On Friday, after days of violent protests somewhat ominously dubbed "The Black Spring," Compaore was forced to announce his resignation. Now, the country's fate remains unclear: No one knows where the Compaore is or, more importantly, who's actually in charge of the state. With the parliament being dissolved on Thursday, the constitution's guidelines — that the prime minister take charge — no longer apply. Instead, people will probably look to the military to take control. According to the New York Times, one officer assured demonstrators that the “army is henceforth at the side of the people.”
There's a lot that's unclear and generally confusing about the situation, no matter where you're standing. But let's break it down like this, starting with some geography.
Where Is Burkina Faso, Again?
The landlocked country sits in West Africa, occupying roughly 105,900 square miles between six other nations — its closest ally, the Ivory Coast, is to Burkina Faso's southwest. It's got Togo and Ghana below it, Mali above it, and Benin and Niger to the east.

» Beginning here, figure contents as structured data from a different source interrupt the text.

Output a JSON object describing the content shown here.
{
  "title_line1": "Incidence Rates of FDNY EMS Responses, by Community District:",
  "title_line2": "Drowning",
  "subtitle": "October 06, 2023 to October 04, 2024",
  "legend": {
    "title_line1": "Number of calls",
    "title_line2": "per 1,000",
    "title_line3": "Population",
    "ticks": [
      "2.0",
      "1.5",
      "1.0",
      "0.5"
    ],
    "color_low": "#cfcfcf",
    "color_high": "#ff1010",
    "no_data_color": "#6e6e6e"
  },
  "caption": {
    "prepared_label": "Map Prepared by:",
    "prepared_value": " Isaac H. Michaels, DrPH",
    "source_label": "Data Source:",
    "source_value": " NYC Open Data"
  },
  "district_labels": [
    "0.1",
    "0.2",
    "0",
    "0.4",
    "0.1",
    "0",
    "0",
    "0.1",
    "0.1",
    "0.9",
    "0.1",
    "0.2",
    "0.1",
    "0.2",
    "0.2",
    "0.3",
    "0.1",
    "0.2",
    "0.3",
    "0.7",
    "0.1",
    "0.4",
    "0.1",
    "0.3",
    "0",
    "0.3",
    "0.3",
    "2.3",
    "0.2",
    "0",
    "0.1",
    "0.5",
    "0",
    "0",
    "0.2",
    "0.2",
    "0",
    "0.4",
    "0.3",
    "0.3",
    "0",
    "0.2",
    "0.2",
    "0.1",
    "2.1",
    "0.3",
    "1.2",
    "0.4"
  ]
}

So, What's Been Going On, Exactly?
On Thursday, angry protestors in Burkina's capital, Ouagadougou, stormed the parliament building, city hill, and the headquarters of the President's political party, setting all the buildings ablaze. They also broke into and set fire to a hotel where members of parliament were thought to be staying, and ransacked the houses of the Compaore's relatives. Police responded with tear gas and bullets; five people died in the protests. As the violence grew, the President declared a state of emergency and asked for peace. Hours later, the Compaore "dissolved" the government and but refused to fully resign, saying he would stay in place while an interim government was formed.
Protestors were having none of it. The next day, tens of thousands of people flooded the streets of Ouagadougou, demanding that he get out, and now. Within hours, Compaore had announced his resignation — via an army official — and disappeared.
What Sparked This All?
Ever since a 1987 military coup, Compaore has been Burkina's president. He's gone through five terms as the country's sole leader, amounting to a whopping 27 years. On Thursday, he did what he's always done: asked his legislature to approve a law that would let him run again, by overturning a provision that caps a president at two terms. Casual.
Except, not this time. This time, people were mad, and protests — part of a larger civil disobedience campaign organized by opposition parties in reaction to this legislation — broke out.
Has This Happened Before?
Actually, yes. Since 1999, Compaore has seen at least six other outbreaks of protests and violence; just three years ago, demonstrators and soldiers again damaged government buildings and marched through the capital. Despite this, he's managed to ride along pretty much unscathed, until now.
What's Going to Happen Now?
There are varying reports on the state of Burkina Faso now, but as in the cases of similar protests and coups — think Egypt, for example — it looks like the military will be in charge for the time being. Said military chief General Honore Traore in a statement:
Considering the urgency of saving the nation, I have decided that I will assume from this day the responsibility of the head of state. I undertake a solemn engagement to proceed without delay with consultations with all parties in the country so as to start the process of returning to the constitutional order as soon as possible.
What this means for the country? Only time will tell.